# Update of the Matching Model–Transforming Data

We approach this project in three steps: 1. Transforming Data; 2. Building the Model; 3. Running the solution. The first step is transforming data we got from OAA. There are two initial resources from OAA:

1. one excel file containing: A matrix with students (rows) and majors + interests(columns); there are total 1615 “true ” students and 36 majors and 4 concerns including whether they defined themselves as transfer students, Neurodiverse, student-athletes and first-generation or not. “True students” means students who will be matched with advisors using the matching model, and there are also students who will be pre-matched to certain advisor, so they will not go through the algorithm; and there are 1666 students in total, with 51 pre-matched students. In addition, each student will choose at least 2 majors and at most 5 majors among 36 majors, and majors they choose will ranked from “1st major” to “5th major”. So it is a 1615 x 40 matrix.
2. one excel file containing: Detail information about advisors. Each advisor (343 in total) lists (a) interested majors (maximum of 5 and minimum of 1), (b) demand/maximum students to be received and (c) their attitude to four concerns including willingness to receive transfer students, Neurodiverse, student-athletes and first-generation or not. Thus, the excel file is also a matrix with advisors (rows) and academic interests (columns); there are total 343 advisors; 36 majors and 4 concerns. So it is a 343 x 40 matrix

We define student matrix be S matrix and Advisor matrix be A matrix. Since our ultimate goal is to maximize the satisfaction level of matching between students, we must first define “the satisfaction level”. Because student i is matched to advisor j, we use “pij “ to represent satisfaction level. Specifically, pij takes the number of common majors and concerns between students and advisor into consideration, so make sure the algorithm takes a global perspective. The idea is to first get pij value individually for S matrix (students’ satisfaction level toward each major) and A matrix (advisors’ satisfaction toward each major + attitude toward each concern), and then we use matrix multiplication to get the final pij between student and advisors. (Thinking of matrix multiplication, S matrix and transpose of A matrix could be multiplied because of their common “40” majors + concerns.)

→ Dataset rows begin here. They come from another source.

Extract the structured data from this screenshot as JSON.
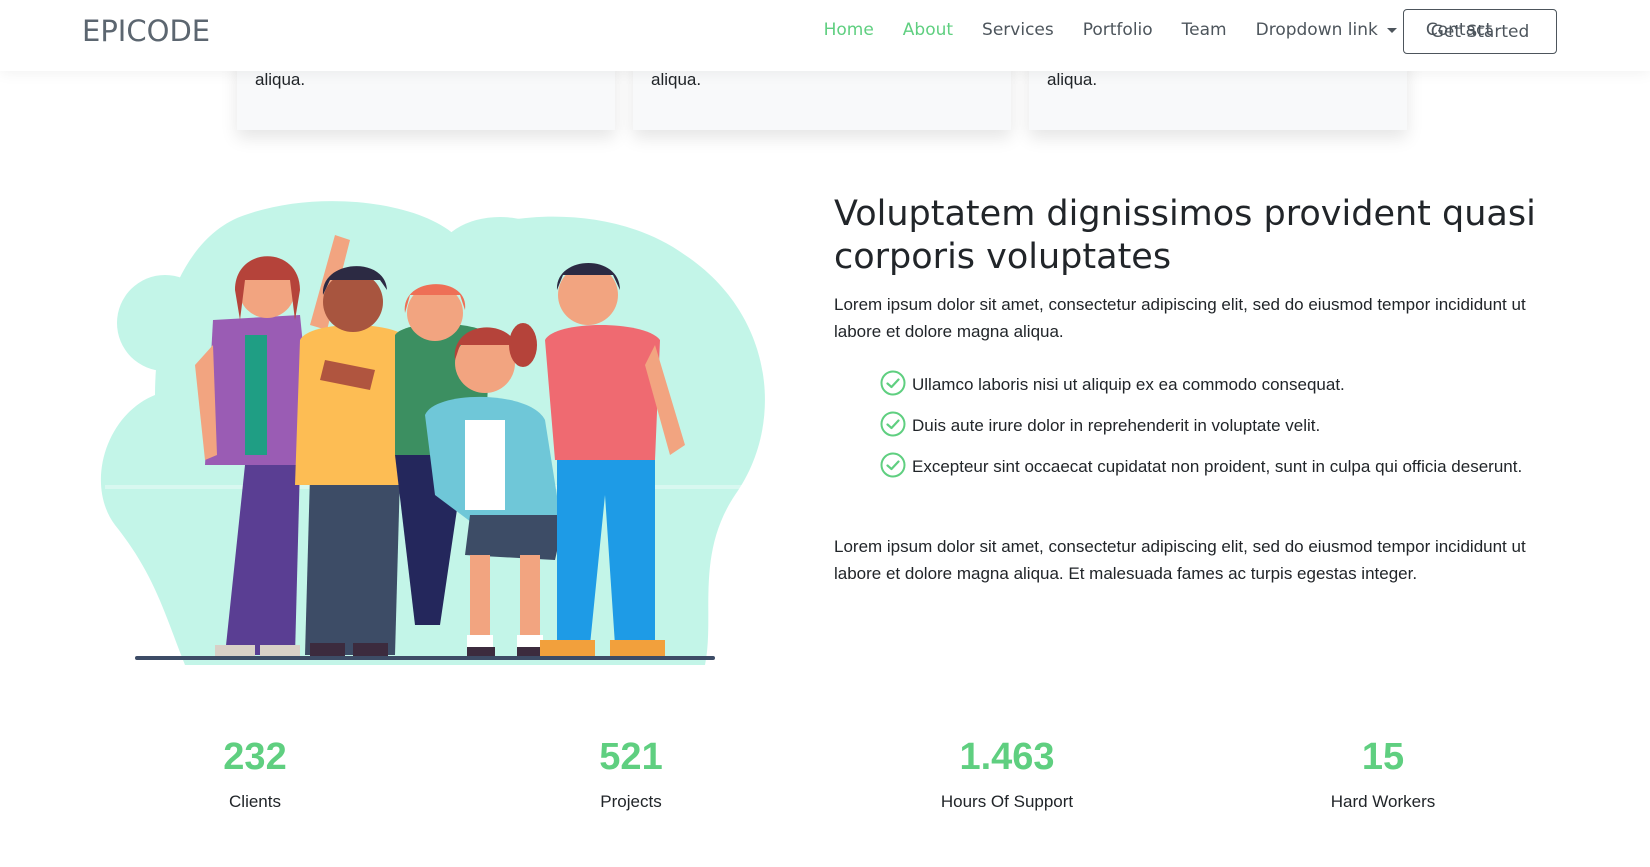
{
  "header": {
    "brand": "EPICODE",
    "nav": [
      {
        "label": "Home",
        "active": true
      },
      {
        "label": "About",
        "active": true
      },
      {
        "label": "Services",
        "active": false
      },
      {
        "label": "Portfolio",
        "active": false
      },
      {
        "label": "Team",
        "active": false
      },
      {
        "label": "Dropdown link",
        "active": false,
        "dropdown": true
      },
      {
        "label": "Contact",
        "active": false
      }
    ],
    "cta": "Get Started"
  },
  "cards": [
    {
      "text": "aliqua."
    },
    {
      "text": "aliqua."
    },
    {
      "text": "aliqua."
    }
  ],
  "about": {
    "heading": "Voluptatem dignissimos provident quasi corporis voluptates",
    "intro": "Lorem ipsum dolor sit amet, consectetur adipiscing elit, sed do eiusmod tempor incididunt ut labore et dolore magna aliqua.",
    "checks": [
      "Ullamco laboris nisi ut aliquip ex ea commodo consequat.",
      "Duis aute irure dolor in reprehenderit in voluptate velit.",
      "Excepteur sint occaecat cupidatat non proident, sunt in culpa qui officia deserunt."
    ],
    "outro": "Lorem ipsum dolor sit amet, consectetur adipiscing elit, sed do eiusmod tempor incididunt ut labore et dolore magna aliqua. Et malesuada fames ac turpis egestas integer."
  },
  "counters": [
    {
      "value": "232",
      "label": "Clients"
    },
    {
      "value": "521",
      "label": "Projects"
    },
    {
      "value": "1.463",
      "label": "Hours Of Support"
    },
    {
      "value": "15",
      "label": "Hard Workers"
    }
  ],
  "colors": {
    "accent": "#5fcf80",
    "text": "#212529",
    "nav": "#4d555c",
    "blob": "#c3f5e8"
  },
  "icons": {
    "check": "check-circle-icon",
    "caret": "chevron-down-icon"
  }
}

First, in S matrix, students could choose at least 2 and at most 5 majors and the corresponding pij values are listed: 1st major pij =2.5, 2nd major pij =2.0, 3rd major pij =1.5, 4th major pij =1.0, 5th major pij =0.5. Then, for questions that whether they defined themselves as transfer students, Neurodiverse, student-athletes and first-generation or not, pij =1 if they answer “Yes” or “Unsure”; pij = 0 if they answer “No”.

Second, in A matrix, advisor will have pij=2 for their home department; for instance, a professor in math department will have pij=2 for math major. And for each other major advisor choose, pij =1. For 4 concerns, advisors could response “1”, “2” or “3”. The response “1” means “don’t want to match with students having following concerns”, response “2” means neutral attitude and response “3” means advisors are willing to match with students having following concerns. Therefore, response “1” pij = – 100 (large negative value to prevent matching), response “2” pij = 0.25 and response “3” pij = 1.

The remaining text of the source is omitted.